In today’s reading, God is rebuking Judah. Judah has become so committed to this plan of their own understanding that they no longer even want to hear God’s Word. Listen again to God’s rebuke against Judah:
“9they are a rebellious people …. unwilling to hear the instruction of the Lord; 10 who say to the seers (a name for prophets), ‘Do not see,’ and to the prophets (those who speak for God), ‘Do not prophesy to us what is right (don’t tell us the right things); speak to us smooth things, prophesy illusions (tell us lies), 11 leave the way, turn aside from the path (you prophets, turn aside from the path so we can too) , let us hear no more about the Holy One of Israel.’”
So it is today. The same old thing – God’s people (us) losing heart in tough times, and so looking to the world and to plans of our own understanding.
The Church in our time today believes that the worse thing that can happen to it is that the world will reject it. Though Christ told us, time and again, that the world would reject us. Nevertheless, we think the world’s rejection of the Church is our downfall. So we devise a plan. We make an alliance.
Here’s the church’s plan and alliance: “Let us no longer speak what is right. Let us speak smooth things. Let us speak illusions (let us tell lies) so that people will hear and attend. Let us tell others that its okay if they leave the way, because they’ll still have a seat with us. Let them no longer hear from us about the Holy One of Israel. In this way, we’ll win the world’s friendship.”
“Let’s be with times. Let’s be on the right side of history. Let us make an alliance with the world’s way of thinking, because without the world how will we survive?”
Without Egypt, how would Judah survive? It’s the same old thing. What today is called “progressive” in the Church is really just the same old story.
In 2020, let us make sure that we do not do the same old thing. Instead, let’s do the always-new-thing of being faithful to the One who has been faithful to us – our God and Father, and our Lord Jesus Christ.
Not only is a progressive alliance with the world’s thoughts and ways an unfaithful thing, it also fails. Those church bodies that have gone the progressive route, by all measurements, are in free fall. When the church allies itself with the world, the world always gets the upper hand.
God warned Judah that their alliance with Egypt would not work. Through Isaiah, God warns, “the protection of Pharaoh shall turn to your shame, and the shelter in the shadow of Egypt to your humiliation.” [Isaiah 30:3]
Like Judah turning back to Egypt, when we turn to make alliance with the world’s ideas and ways of thinking, we are only turning back to our old house of slavery from which God had once delivered us.
“He has delivered us from the domain of darkness and transferred us to the kingdom of his beloved Son” [Colossians 1:13]. God “called you out of darkness into his marvelous light.” [1 Peter 2:9]. “For at one time you were darkness, but now you are light in the Lord. Walk as children of light” [Ephesians 5:8]. It’s not God’s kingdom which is dark, but the world out of which you’ve been called – a world which only thinks itself to be light.
What price has Christ paid to deliver you out of this world’s darkness?

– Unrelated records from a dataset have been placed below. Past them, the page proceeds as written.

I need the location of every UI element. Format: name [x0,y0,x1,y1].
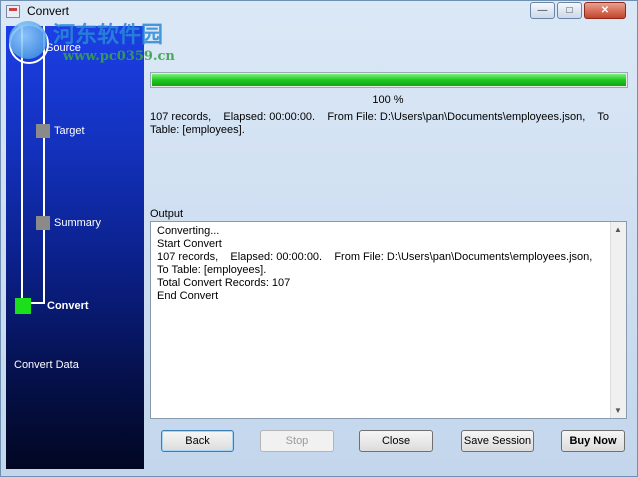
step-convert-marker [15,298,31,314]
close-window-button[interactable]: ✕ [584,2,626,19]
button-bar: Back Stop Close Save Session Buy Now [148,421,632,469]
output-label: Output [150,208,184,220]
progress-fill [152,74,626,86]
step-convert-label: Convert [47,300,89,312]
output-textbox[interactable]: Converting... Start Convert 107 records,… [150,221,627,419]
step-target-label: Target [54,125,85,137]
watermark-logo [9,21,47,59]
step-connector-line [43,26,45,304]
scroll-down-icon[interactable]: ▼ [614,406,622,415]
step-summary-label: Summary [54,217,102,229]
wizard-sidebar: Source Target Summary Convert Convert Da… [6,26,144,469]
app-icon [6,5,20,18]
main-panel: 100 % 107 records, Elapsed: 00:00:00. Fr… [148,26,632,469]
output-text: Converting... Start Convert 107 records,… [157,225,593,302]
back-button[interactable]: Back [161,430,234,452]
output-scrollbar[interactable]: ▲ ▼ [610,222,626,418]
status-text: 107 records, Elapsed: 00:00:00. From Fil… [150,111,612,136]
step-target-marker [36,124,50,138]
progress-percent: 100 % [372,94,404,106]
convert-window: Convert — □ ✕ Source Target Summary Conv… [0,0,638,477]
scroll-up-icon[interactable]: ▲ [614,225,622,234]
maximize-button[interactable]: □ [557,2,582,19]
watermark-text: 河东软件园 [53,22,164,48]
save-session-button[interactable]: Save Session [461,430,534,452]
buy-now-button[interactable]: Buy Now [561,430,625,452]
close-button[interactable]: Close [359,430,433,452]
step-connector-line [21,26,23,304]
step-summary-marker [36,216,50,230]
stop-button[interactable]: Stop [260,430,334,452]
window-title: Convert [27,4,70,18]
progress-bar [150,72,628,88]
sidebar-footer-label: Convert Data [14,359,79,371]
minimize-button[interactable]: — [530,2,555,19]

On the cross, Jesus died for my sin and the sin all the world, that I might be delivered from a dark world. In Him “we have redemption, the forgiveness of sins” [Colossians 1:14].

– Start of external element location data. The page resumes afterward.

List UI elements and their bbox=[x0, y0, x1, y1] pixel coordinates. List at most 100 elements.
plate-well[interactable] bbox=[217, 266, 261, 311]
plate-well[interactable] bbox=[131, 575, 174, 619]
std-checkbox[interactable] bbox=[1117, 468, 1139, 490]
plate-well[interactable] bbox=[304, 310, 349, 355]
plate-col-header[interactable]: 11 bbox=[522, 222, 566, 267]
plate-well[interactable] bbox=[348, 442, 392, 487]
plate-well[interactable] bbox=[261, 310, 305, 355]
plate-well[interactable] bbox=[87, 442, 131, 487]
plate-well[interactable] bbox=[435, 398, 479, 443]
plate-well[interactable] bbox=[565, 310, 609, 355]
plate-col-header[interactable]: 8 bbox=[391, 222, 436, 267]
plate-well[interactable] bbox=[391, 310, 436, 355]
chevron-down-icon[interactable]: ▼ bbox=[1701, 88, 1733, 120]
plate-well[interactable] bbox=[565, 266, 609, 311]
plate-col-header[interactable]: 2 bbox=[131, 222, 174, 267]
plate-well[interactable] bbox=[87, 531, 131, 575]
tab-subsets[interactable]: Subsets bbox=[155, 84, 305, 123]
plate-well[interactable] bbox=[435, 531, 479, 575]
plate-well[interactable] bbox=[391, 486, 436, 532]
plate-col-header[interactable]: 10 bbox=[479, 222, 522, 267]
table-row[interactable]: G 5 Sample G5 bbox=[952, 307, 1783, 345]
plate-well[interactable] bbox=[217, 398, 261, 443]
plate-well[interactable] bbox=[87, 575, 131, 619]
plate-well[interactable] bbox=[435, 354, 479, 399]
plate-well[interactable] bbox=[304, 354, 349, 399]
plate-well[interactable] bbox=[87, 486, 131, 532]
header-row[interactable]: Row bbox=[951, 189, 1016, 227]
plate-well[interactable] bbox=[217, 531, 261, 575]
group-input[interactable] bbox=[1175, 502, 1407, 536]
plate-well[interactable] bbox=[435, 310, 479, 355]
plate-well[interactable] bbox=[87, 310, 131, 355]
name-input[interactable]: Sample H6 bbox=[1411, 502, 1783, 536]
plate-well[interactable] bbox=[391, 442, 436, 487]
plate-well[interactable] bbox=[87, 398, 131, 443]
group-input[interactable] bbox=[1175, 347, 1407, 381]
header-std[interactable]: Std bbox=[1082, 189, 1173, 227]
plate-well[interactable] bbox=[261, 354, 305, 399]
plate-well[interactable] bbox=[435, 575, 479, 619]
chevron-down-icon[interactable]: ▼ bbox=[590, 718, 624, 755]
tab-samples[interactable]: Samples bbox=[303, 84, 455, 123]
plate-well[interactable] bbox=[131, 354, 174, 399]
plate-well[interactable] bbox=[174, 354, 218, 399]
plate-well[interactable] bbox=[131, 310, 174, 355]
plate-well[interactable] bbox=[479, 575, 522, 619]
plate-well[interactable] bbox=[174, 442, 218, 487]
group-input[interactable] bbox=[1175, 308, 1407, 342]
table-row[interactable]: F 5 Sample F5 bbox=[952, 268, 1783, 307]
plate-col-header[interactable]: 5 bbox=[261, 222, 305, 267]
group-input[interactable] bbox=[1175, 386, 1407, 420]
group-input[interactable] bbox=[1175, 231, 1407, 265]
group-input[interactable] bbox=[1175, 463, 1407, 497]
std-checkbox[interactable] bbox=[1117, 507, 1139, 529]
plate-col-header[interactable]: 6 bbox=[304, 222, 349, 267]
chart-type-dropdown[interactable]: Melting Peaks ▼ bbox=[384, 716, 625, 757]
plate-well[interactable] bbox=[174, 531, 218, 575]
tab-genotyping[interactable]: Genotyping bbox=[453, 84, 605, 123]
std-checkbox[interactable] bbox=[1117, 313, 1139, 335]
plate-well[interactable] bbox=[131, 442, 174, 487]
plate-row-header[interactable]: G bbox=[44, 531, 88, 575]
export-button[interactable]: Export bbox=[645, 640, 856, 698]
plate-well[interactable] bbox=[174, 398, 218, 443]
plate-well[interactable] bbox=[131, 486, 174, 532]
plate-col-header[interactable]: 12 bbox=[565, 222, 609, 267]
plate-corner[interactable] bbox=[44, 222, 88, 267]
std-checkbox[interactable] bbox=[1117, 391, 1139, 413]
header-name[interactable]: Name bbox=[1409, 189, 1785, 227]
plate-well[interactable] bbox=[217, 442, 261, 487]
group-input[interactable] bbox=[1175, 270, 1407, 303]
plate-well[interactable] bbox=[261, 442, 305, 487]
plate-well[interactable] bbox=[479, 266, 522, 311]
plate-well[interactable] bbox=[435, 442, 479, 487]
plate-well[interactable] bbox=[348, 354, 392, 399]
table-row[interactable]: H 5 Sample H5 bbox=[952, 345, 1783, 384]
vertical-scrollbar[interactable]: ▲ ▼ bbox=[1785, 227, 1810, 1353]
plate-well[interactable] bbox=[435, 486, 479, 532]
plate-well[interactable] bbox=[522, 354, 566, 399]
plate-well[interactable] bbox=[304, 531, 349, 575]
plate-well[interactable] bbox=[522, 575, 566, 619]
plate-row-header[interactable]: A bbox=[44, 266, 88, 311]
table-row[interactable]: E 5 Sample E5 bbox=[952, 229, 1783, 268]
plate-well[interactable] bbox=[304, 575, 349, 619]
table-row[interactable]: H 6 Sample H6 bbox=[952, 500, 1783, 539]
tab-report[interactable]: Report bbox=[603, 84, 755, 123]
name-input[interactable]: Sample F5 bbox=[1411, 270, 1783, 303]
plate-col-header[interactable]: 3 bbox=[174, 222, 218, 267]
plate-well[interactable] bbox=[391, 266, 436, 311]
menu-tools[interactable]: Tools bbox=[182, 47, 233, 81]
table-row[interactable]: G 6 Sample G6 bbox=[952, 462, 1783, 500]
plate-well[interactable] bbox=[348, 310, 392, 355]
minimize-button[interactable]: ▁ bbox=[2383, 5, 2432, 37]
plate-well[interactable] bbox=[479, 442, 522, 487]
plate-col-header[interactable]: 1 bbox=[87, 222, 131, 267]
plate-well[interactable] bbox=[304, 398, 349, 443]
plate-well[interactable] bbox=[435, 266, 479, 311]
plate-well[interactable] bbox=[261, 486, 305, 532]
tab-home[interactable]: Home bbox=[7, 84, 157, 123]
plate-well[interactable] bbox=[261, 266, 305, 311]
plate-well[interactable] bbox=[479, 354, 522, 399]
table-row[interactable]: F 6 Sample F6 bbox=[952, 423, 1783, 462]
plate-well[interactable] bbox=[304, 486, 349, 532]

Be happy with the true light and true freedom God has given. Jesus’ death has freed us from sin. God’s Word is a lamp to our feet and a light to our path [Psalm 119:105]. Not in the same old thing, but in the ever-new quality of the forgiveness of sins, and in the unchanging light of His Word, we walk.
You, brothers and sisters, are in Christ. “If anyone is in Christ, he is a new creation. The old has passed away; behold, the new has come” [2 Corinthians 5:17]. In the truth of Christ, you are ever new. Therefore, do not succumb to the same old thing of sin. Amen.